Traditional County: Hampshire

Lieutenancy Area (Ceremonial County): Hampshire

Church of England Parish: Whitchurch with Tufton with Litchfield

Church of England Diocese: Winchester


The monument includes a section of an upstanding linear earthwork south west
of Great Litchfield Down. Another section of this earthwork lies c.1.1km
further to the north east and is the subject of a separate scheduling.
Ascending the steep north side of a dry valley, the earthwork curves from
south to NNE towards the scarp at the western edge of Great Litchfield Down, a
distance of c.402m. The earthwork has been levelled and infilled by
cultivation to the north and there is no known evidence that it extended
beyond the dry valley to the south. The feature, which consists of a bank to
the west of a ditch, has a maximum overall width of 9.5m. The bank rises to a
maximum height of 0.4m above the surrounding ground surface and the ditch has
a maximum depth of 0.6m.
All fencing and associated posts are excluded from the scheduling but the
ground beneath them is included.

The site of the monument is shown on the attached map extract.
It includes a 2 metre boundary around the archaeological features,
considered to be essential for the monument's support and preservation.

Source: Historic England

Reasons for Scheduling

Linear boundaries are substantial earthwork features comprising single or
multiple ditches and banks which may extend over distances varying between
less than 1km to over 10km. They survive as earthworks or as linear features
visible as cropmarks on aerial photographs or as a combination of both. The
evidence of excavation and study of associated monuments demonstrate that
their construction spans the millennium from the Middle Bronze Age, although
they may have been re-used later.
The scale of many linear boundaries has been taken to indicate that they were
constructed by large social groups and were used to mark important boundaries
in the landscape; their impressive scale displaying the corporate prestige of
their builders. They would have been powerful symbols, often with religious
associations, used to define and order the territorial holdings of those
groups who constructed them. Linear earthworks are of considerable importance
for the analysis of settlement and land use in the Bronze Age; all well
preserved examples will normally merit statutory protection.

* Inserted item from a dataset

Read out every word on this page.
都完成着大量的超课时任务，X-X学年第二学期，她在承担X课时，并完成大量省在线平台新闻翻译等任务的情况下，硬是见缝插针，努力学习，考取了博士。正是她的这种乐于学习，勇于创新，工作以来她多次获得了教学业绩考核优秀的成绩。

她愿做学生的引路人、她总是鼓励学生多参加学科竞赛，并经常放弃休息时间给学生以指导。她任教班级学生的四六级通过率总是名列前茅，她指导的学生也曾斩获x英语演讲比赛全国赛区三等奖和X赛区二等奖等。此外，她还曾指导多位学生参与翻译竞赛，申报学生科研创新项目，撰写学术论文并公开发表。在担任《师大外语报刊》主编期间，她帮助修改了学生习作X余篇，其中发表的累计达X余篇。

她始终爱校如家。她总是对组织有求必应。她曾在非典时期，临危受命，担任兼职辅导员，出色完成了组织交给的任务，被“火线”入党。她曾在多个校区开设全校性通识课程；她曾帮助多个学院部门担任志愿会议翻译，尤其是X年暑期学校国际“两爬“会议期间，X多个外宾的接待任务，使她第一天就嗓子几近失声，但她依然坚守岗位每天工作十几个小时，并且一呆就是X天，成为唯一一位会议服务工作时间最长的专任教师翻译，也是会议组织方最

Much of the archaeological landscape of the downs around Ladle Hill is
preserved as earthworks or crop- or soil-marks, which together will provide a
detailed understanding of the nature and development of agriculture and
settlement on the north Hampshire downs.
The linear earthwork south west of Great Litchfield Down forms part of the
wider distribution of monuments of Bronze Age and later date on the downs. The
earthwork will contain archaeological and environmental information relating
to the construction and use of the monument.